Rossetti Archive Textual Transcription

Document Title: Poems. A New Edition (1881), proof Signature Q (Delaware Museum, first revise proof (copy 1)
Author: Dante Gabriel Rossetti
Date of publication: 1881 May 18 (circa)
Publisher: F. S. Ellis
Printer: Strangeways and Walden
Issue: 1

The full Rossetti Archive record for this transcribed document is available.

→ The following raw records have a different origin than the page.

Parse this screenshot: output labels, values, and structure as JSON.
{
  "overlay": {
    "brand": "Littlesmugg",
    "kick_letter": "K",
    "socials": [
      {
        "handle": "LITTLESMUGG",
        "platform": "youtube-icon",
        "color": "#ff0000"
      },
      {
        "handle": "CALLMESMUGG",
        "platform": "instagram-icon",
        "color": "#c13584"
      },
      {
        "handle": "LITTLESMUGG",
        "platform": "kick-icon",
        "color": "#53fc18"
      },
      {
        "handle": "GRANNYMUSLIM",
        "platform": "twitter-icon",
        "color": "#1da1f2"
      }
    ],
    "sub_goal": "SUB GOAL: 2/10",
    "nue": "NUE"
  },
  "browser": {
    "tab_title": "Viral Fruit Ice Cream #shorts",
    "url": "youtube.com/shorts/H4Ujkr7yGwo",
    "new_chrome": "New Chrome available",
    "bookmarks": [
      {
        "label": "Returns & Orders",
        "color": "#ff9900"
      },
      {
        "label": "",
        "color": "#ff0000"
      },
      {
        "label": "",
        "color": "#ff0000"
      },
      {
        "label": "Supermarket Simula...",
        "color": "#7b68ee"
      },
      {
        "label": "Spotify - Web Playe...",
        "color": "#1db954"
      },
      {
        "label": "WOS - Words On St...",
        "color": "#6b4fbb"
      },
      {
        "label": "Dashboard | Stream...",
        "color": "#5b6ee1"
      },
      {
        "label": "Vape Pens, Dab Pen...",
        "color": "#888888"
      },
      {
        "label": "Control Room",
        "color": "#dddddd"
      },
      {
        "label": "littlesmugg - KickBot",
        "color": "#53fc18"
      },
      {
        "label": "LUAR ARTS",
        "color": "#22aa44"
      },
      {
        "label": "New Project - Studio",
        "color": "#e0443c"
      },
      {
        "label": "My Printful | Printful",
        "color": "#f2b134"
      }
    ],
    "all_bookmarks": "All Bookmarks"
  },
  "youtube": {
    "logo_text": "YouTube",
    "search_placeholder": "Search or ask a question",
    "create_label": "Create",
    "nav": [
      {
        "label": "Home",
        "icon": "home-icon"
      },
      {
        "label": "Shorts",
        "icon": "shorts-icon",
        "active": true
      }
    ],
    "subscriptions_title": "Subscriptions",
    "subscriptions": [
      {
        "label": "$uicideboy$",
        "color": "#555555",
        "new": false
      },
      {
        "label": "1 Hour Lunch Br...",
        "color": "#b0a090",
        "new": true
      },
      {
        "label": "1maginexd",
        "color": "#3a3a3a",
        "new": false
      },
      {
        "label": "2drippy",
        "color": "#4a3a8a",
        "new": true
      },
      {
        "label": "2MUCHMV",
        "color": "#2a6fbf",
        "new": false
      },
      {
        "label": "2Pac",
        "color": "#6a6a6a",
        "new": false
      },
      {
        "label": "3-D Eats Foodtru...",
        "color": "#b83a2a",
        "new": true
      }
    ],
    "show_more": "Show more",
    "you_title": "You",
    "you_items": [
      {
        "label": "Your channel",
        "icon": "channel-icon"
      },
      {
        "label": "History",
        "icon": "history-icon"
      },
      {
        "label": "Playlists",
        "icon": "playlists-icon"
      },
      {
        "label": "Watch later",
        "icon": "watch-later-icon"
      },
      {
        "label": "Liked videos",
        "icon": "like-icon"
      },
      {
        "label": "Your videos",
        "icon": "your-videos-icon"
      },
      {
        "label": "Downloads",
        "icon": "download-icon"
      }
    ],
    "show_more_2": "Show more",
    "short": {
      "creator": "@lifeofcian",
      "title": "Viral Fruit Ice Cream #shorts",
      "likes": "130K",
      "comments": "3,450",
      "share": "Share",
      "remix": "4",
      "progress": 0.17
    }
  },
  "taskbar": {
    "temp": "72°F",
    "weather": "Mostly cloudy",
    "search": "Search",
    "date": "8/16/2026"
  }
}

Image of page 225 page: 225
Printer's Direction: 401 X
Editorial Description: Printer's notations in upper right
Sig. Q
  • ‘Then I fell back from them, and lay
  • Outwearied. My tired sense
  • Soon filmed and settled, and like stone
  • I slept; till something made me moan,
  • 740 And I woke up at night alone.
  • ‘I woke at midnight, cold and dazed;
  • Because I found myself
  • Seated upright, with bosom bare,
  • Upon my bed, combing my hair,
  • Ready to go, I knew not where.
  • It dawned light day,—the last of those
  • Long months of longing days.
  • That noon, the change was wrought on me
  • In somewise,—nought to hear or see,—
  • 750 Only a trance and agony.’
  • The bride's voice failed her, from no will
  • To pause. The bridesmaid leaned,
  • And where the window-panes were white,
  • Looked for the day: she knew not quite
  • If there were either day or night.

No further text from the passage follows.